New composite material techniques promise efficient manufacturing
Composites have emerged in recent years as a valuable class of engineering materials. They offer many attributes not attainable with other materials – they are lightweight, yet offer stiffness – and as a result can be found in a range of high tech applications such as satellites and high performance aircraft. Gel coats are used to provide a high-quality finish onto the visible surface of fibre-reinforced composite materials, which are then used in the manufacture of complex moulded parts.
This latest manufacturing breakthrough, achieved through the EU-funded ECOGEL CRONOS project, will therefore be of interest to mass production vehicle manufacturers, where even slight increases in efficiency and reductions in cost can lead to significant savings. The transport industry is also facing increasingly stringent environmental regulations which aim to increase the power-to-weight ratio of cars, reduce overall weight and thereby reduce vehicle emissions. Composites have been identified as a key enabling technology that meets weight, cost and production rate requirements.
The high tech aerospace sector, an industry that is characterised by high costs and low productivity, also stands to benefit. New manufacturing technologies that can achieve advanced aerospace materials at lower cost – and with less impact on the environment – will help ensure that Europe's aerospace industry has a strong future.
Different manufacturing techniques were developed within the ECOGEL CRONOS project and combined with suitable additives in order to obtain highly reactive, stable and cost-effective powder gel coat formulations. The new process has been demonstrated to reduce both gelcoat manufacturing times and production emissions.
Project trials were carried out for composite parts used in tractors and car doors, and modelling tasks were employed to determine electrical conductivity thresholds. In a test run, a fully finished powder gel coat was delivered 80 % quicker compared to conventional liquid gel coats.

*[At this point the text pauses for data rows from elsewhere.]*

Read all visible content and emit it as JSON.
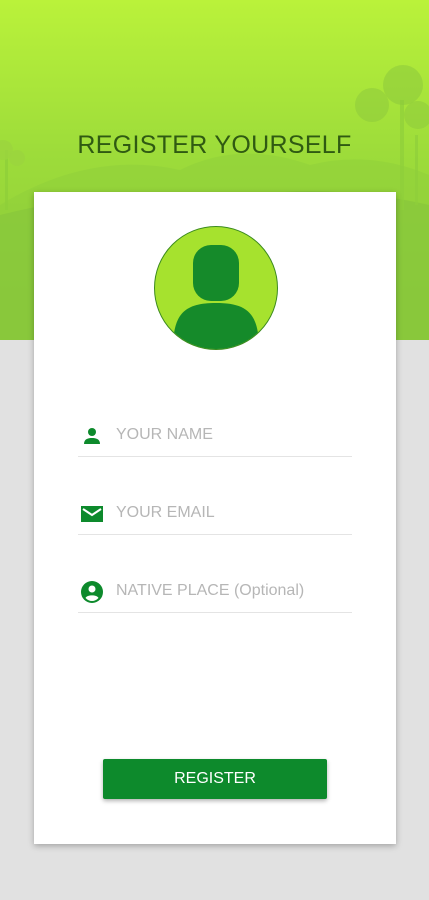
{
  "header": {
    "title": "REGISTER YOURSELF"
  },
  "form": {
    "name": {
      "placeholder": "YOUR NAME",
      "value": "",
      "icon": "person-icon"
    },
    "email": {
      "placeholder": "YOUR EMAIL",
      "value": "",
      "icon": "mail-icon"
    },
    "native_place": {
      "placeholder": "NATIVE PLACE (Optional)",
      "value": "",
      "icon": "account-circle-icon"
    }
  },
  "register_button": {
    "label": "REGISTER"
  },
  "colors": {
    "accent_green": "#0d8a2c",
    "header_top": "#baf23a",
    "header_bottom": "#8cc83c",
    "avatar_fill": "#a6e22e",
    "page_background": "#e1e1e1"
  }
}
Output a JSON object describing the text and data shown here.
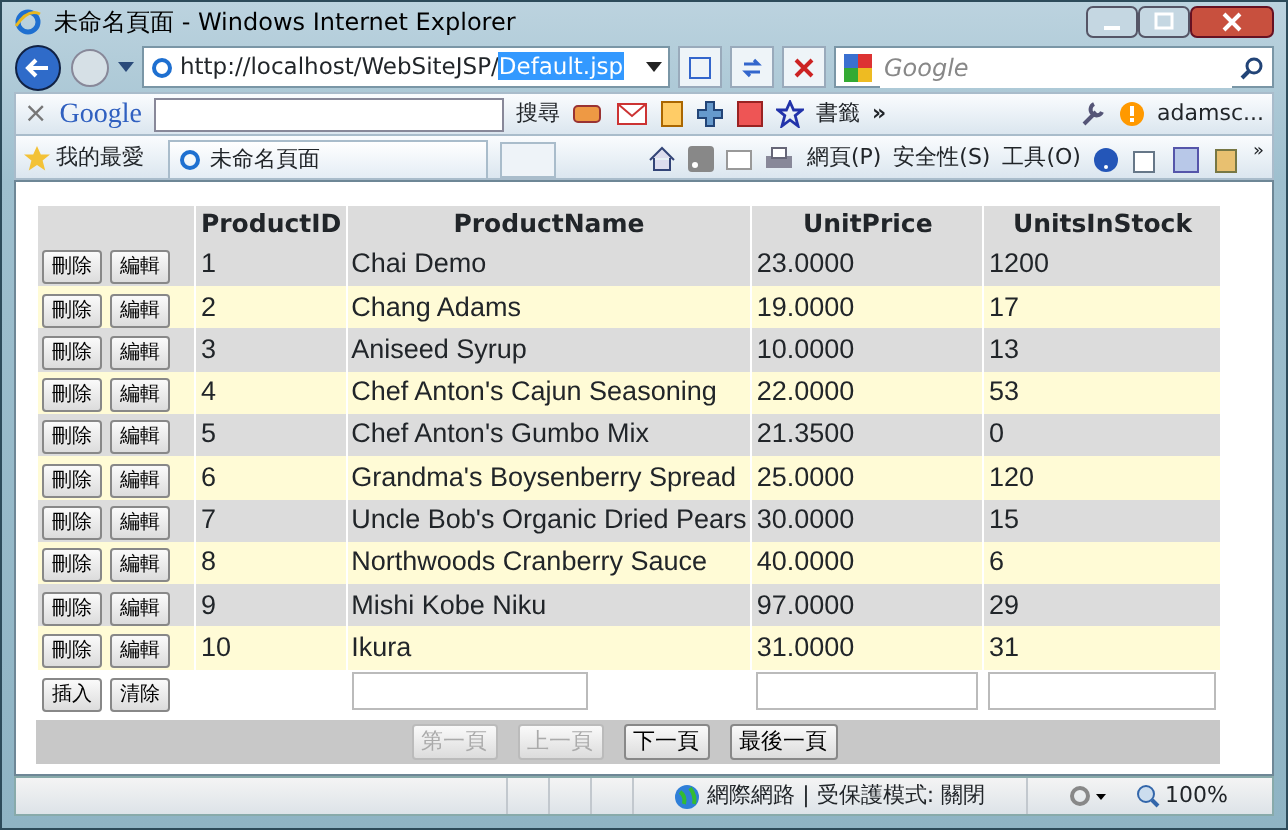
{
  "window": {
    "title": "未命名頁面 - Windows Internet Explorer"
  },
  "address_bar": {
    "url": "http://localhost/WebSiteJSP/",
    "url_selected": "Default.jsp"
  },
  "search": {
    "placeholder": "Google"
  },
  "google_toolbar": {
    "close": "×",
    "logo": "Google",
    "search_label": "搜尋",
    "bookmarks_label": "書籤",
    "more": "»",
    "account": "adamsc..."
  },
  "favorites": {
    "label": "我的最愛"
  },
  "tab": {
    "title": "未命名頁面"
  },
  "command_bar": {
    "more": "»",
    "menus": [
      "網頁(P)",
      "安全性(S)",
      "工具(O)"
    ]
  },
  "table": {
    "columns": [
      "ProductID",
      "ProductName",
      "UnitPrice",
      "UnitsInStock"
    ],
    "rows": [
      {
        "buttons": [
          "刪除",
          "編輯"
        ],
        "cells": [
          "1",
          "Chai Demo",
          "23.0000",
          "1200"
        ]
      },
      {
        "buttons": [
          "刪除",
          "編輯"
        ],
        "cells": [
          "2",
          "Chang Adams",
          "19.0000",
          "17"
        ]
      },
      {
        "buttons": [
          "刪除",
          "編輯"
        ],
        "cells": [
          "3",
          "Aniseed Syrup",
          "10.0000",
          "13"
        ]
      },
      {
        "buttons": [
          "刪除",
          "編輯"
        ],
        "cells": [
          "4",
          "Chef Anton's Cajun Seasoning",
          "22.0000",
          "53"
        ]
      },
      {
        "buttons": [
          "刪除",
          "編輯"
        ],
        "cells": [
          "5",
          "Chef Anton's Gumbo Mix",
          "21.3500",
          "0"
        ]
      },
      {
        "buttons": [
          "刪除",
          "編輯"
        ],
        "cells": [
          "6",
          "Grandma's Boysenberry Spread",
          "25.0000",
          "120"
        ]
      },
      {
        "buttons": [
          "刪除",
          "編輯"
        ],
        "cells": [
          "7",
          "Uncle Bob's Organic Dried Pears",
          "30.0000",
          "15"
        ]
      },
      {
        "buttons": [
          "刪除",
          "編輯"
        ],
        "cells": [
          "8",
          "Northwoods Cranberry Sauce",
          "40.0000",
          "6"
        ]
      },
      {
        "buttons": [
          "刪除",
          "編輯"
        ],
        "cells": [
          "9",
          "Mishi Kobe Niku",
          "97.0000",
          "29"
        ]
      },
      {
        "buttons": [
          "刪除",
          "編輯"
        ],
        "cells": [
          "10",
          "Ikura",
          "31.0000",
          "31"
        ]
      }
    ],
    "insert_row": {
      "buttons": [
        "插入",
        "清除"
      ]
    }
  },
  "pager": [
    {
      "label": "第一頁",
      "disabled": true
    },
    {
      "label": "上一頁",
      "disabled": true
    },
    {
      "label": "下一頁",
      "disabled": false
    },
    {
      "label": "最後一頁",
      "disabled": false
    }
  ],
  "status_bar": {
    "zone": "網際網路 | 受保護模式: 關閉",
    "zoom": "100%"
  }
}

The three year project, which is scheduled for completion at the end of August 2016, is now focusing on developing new composite moulds for carbon fibre laminate. While traditional composites used in the automotive industry have typically used high cost aerospace-derived technology for a technique known as Sheet Moulding Compound (SMC), the ECOGEL CRONOS project is concentrating on Resin Transfer Moulding (RTM) to provide greater efficiency in terms of cost and production, with the same performance and quality.
The new RTM process, which involves reusable electrically conductive, temperature controlled skins, allows release agents, gel coats and fibres to be applied to the composite skin whilst another one is being injected. In this way it is possible to increase production for a relatively small additional investment. A pilot plant mould has been built and tests are currently being run.
Successful results could open the door to composite materials being used in other sectors, such as consumer, infrastructure and sporting goods industries. The transition to other mass-production sectors has to date been slow, in part because of the cost in manufacturing these materials, and the advances achieved through the ECOGEL CRONOS project could help address this challenge.